Robert Bloink and William H. Byrnes Robert Bloink and William H. Byrnes

In the retirement bills making their way through Congress, one proposal in the SECURE Act  would modify the required minimum distribution rules that apply to owners of traditional IRAs.

Currently, the RMD rules require that owners of traditional retirement accounts (including IRAs and 401(k)s) begin taking distributions from those accounts once the account owner reaches age 70 ½. In general, if an individual owns a traditional retirement account that was funded with pre-tax dollars, he or she is required to begin taking taxable distributions from that account beginning April 1 of the year following the year in which the owner reaches age 70 ½. For many taxpayers, this arguably requires them to begin taking retirement distributions regardless of whether they have, in fact, retired. The SECURE Act would raise the existing age threshold to age 72 for IRAs.

We asked Professors Robert Bloink and William Byrnes, who write for ALM’s Tax Facts and hold opposing political views, to share their opinions as to the impact and viability of this proposal.

Their Votes:

Byrnes

Bloink

Their Reasons:

Below is a summary of the debate that ensued between the two professors:

Byrnes: Raising the RMD age to 72 reflects the current reality that many older Americans are facing.  Whether out of necessity or increased longevity, Americans are working later in life than ever before. There’s no reason these working Americans should be required to take retirement distributions when they haven’t retired—and, might I add, severely penalized for failing to take those unnecessary distributions. We want to encourage saving, and we want to see taxpayers with IRA balances sufficient to fund a lengthy retirement—this is a good thing.

Bloink: I disagree. Sure, Americans are working later in life, but by and large, working class Americans who continue to work past age 70 ½ are doing so in a reduced capacity so that they can supplement their Social Security and retirement account distributions. Raising the age by a year and a half really only allows the wealthy to continue to defer taxes for another year and a half—the average American who’s reached age 70 ½ needs the distributions to fund their living expenses. So while this change would seem to benefit everyone, in reality, only the well-off would actually benefit.

Byrnes: Taxpayers should be allowed to decide what to do with their own hard-earned dollars.  Once the taxpayer reaches age 70, he or she is required to begin collecting Social Security benefits even if they were previously deferred, so the reality is that many taxpayers have sufficient income even if they are working in some reduced capacity. I don’t see this as a ploy to benefit the rich at all—wealthy taxpayers aren’t going to derive significant benefit from another 1.5 years of tax-deferred growth.

Bloink: I think that’s fundamentally untrue. It’s the richest Americans who have been able to grow the largest IRA balances over the years, and the larger the balance, the greater potential for growth. Even more importantly, in my view, is the fact that “age 72” is an arbitrary number and creates a type of slippery slope situation. Americans need to look at this issue from all angles—if we’re saying that taxpayers don’t need their retirement funds until age 72, what about Social Security?

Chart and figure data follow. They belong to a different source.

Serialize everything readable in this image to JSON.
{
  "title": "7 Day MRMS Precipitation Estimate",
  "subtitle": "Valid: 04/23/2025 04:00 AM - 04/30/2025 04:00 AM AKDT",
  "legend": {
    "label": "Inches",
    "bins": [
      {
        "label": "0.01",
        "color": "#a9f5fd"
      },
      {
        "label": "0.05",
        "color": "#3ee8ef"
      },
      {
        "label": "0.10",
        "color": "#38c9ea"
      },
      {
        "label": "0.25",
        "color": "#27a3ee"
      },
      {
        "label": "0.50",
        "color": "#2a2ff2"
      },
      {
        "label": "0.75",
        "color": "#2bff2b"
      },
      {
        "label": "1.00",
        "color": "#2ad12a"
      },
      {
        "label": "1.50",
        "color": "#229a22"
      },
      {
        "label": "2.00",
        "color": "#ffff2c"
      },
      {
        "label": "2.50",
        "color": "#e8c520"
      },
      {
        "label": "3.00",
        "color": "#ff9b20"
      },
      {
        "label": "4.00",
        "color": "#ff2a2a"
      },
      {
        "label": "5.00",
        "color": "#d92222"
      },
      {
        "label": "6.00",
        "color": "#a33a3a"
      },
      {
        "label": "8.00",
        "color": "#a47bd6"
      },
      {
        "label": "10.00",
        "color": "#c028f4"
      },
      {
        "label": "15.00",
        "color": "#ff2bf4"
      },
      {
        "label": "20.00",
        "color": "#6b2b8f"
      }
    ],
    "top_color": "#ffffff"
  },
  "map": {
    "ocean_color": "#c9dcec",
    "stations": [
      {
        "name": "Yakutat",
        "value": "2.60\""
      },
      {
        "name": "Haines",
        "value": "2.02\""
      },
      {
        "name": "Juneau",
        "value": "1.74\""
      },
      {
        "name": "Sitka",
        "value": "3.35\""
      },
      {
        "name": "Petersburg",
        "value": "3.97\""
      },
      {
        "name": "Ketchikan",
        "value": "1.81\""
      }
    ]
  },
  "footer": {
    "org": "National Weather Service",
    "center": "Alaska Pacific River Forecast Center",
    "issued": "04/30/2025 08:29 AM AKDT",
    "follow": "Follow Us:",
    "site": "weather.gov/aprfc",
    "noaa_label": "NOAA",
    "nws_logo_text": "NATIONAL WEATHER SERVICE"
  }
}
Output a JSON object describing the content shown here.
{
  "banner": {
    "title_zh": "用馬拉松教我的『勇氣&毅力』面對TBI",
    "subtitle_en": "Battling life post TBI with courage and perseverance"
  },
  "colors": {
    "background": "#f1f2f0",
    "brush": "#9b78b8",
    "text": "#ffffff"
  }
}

Byrnes: What about Social Security? Social Security payments are taxed entirely differently than IRA distributions and are governed by an entirely different set of rules. There’s no slippery slope argument here, just the argument that taxpayers should be able to leave their retirement funds alone until they actually need those funds to fund retirement—we’re not talking about penalizing those who choose to withdraw before age 72, taxpayers still have the option of taking the funds sooner if they need the money.

Bloink:  The slippery slope is, of course, the fact that we’re already raising the normal retirement age for Social Security purposes—the age at which taxpayers are entitled to collect full retirement benefits is increasing gradually from 66 to 67.  Why not 72? If we think that taxpayers don’t need retirement funds until age 72, and Social Security is meant to provide a retirement income supplement, it’s only a matter of time before we’re raising the Social Security normal retirement age even higher, which, of course, would result in taxpayers receiving a lower overall Social Security benefit over the course of their retirement.